COVID-19 has put a lot of sports training and games at risk, but last night several organizations came together to help some talented basketball players get some practice time in.
Partners for Play along with Abilities Unlimited brought dozens of young people together for wheelchair basketball practice.
“These players don’t have any other teams (in Charlotte). In fact, the closest organization is in Greenville, South Carolina,” said Doug Youngblood, one of the organizers.
The coronavirus pandemic has made finding a practice facility difficult to find, but these young men and women found space thanks to Central Steele Creek Presbyterian Church.
17-year-old Anthony Brooks has been playing since he was 5 and travels three hours from South Carolina to play.
“My favorite part of playing is winning,” said Brooks with a big smile “Just pushing myself to win. I’m very competitive, so I don’t like to lose at all.”
World War II veterans originally developed the sport in 1945 as part of rehabilitation in the United States.
“The fact is that play is important for all kids socially, physically and mentally that they’d be able to get out to play with other kids,” Youngblood said. “Especially kids like this when they don’t have too many opportunities to even get out with other kids, much less be able to find other places to play.”
Since its inception, the sport has grown worldwide and was introduced at the Rome 1960 Paralympic Games. Today, the sport is practiced in nearly 100 countries.
“Being around people in chairs that have the same struggle as me is really what I like the most,” Brooks said. “Being accepted. Not an outcast.”
Many of those who came out play for Charlotte Rollin’ Hornets. The Hornets are part of the National Wheelchair Basketball Association.
The Charlotte Rollin’ Hornets has a rich history of success, on the court, in the classroom, and in the community.
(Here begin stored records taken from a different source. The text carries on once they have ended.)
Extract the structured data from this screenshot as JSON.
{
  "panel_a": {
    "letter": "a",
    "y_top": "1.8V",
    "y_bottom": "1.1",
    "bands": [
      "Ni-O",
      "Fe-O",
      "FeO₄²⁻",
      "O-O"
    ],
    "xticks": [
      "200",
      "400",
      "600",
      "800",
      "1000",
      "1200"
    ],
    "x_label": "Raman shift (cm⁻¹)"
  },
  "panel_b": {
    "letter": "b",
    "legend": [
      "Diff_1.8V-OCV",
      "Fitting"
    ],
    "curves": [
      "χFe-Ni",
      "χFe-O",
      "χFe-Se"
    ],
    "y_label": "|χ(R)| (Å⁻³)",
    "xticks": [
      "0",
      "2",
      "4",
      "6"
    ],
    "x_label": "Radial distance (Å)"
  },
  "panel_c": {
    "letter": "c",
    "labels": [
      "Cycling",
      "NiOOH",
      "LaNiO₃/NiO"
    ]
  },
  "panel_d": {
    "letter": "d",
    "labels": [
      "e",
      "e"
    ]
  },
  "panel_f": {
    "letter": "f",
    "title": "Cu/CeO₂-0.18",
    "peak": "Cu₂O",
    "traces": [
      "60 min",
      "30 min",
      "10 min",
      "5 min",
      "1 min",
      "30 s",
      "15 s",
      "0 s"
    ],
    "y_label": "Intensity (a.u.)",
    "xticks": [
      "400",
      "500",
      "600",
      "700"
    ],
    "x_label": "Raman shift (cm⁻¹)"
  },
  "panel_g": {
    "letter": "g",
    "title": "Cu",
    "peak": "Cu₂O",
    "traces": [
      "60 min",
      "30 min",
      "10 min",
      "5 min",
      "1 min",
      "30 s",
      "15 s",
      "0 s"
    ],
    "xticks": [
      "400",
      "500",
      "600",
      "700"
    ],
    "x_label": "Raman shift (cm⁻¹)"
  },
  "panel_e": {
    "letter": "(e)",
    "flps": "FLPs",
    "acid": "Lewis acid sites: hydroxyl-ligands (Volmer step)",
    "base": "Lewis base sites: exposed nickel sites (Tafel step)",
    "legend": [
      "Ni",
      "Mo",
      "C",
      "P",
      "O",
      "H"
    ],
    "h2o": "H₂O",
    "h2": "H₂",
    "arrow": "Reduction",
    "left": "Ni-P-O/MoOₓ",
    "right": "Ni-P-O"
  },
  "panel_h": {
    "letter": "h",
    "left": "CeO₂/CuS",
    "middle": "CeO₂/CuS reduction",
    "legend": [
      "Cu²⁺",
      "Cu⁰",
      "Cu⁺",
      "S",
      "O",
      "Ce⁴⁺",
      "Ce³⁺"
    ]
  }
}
They’ve won seven different national championships and grown from a single team to as many as six teams. They are the reigning champions of the Carolina Wheelchair Basketball Conference (DIII) and the Southeastern Conference Prep Division.
Brooks plays basketball at his home school in South Carolina, but he said there is a distinct difference.
“At school I still play basketball but it’s mostly with kids that are standing up,” he said. “But here, I can play with kids that are in wheelchairs and they’ve got the same struggles as me.”
Proud parents in the bleachers were cheering on their kids and a sense of pure joy was felt by everyone. It was evident by the nonstop smiling on the faces of everyone in the gym.
“Giving them the opportunity to come out here and practice, play and have fun,” Youngblood said. “We’re not looking to get anything other than just a good feeling.”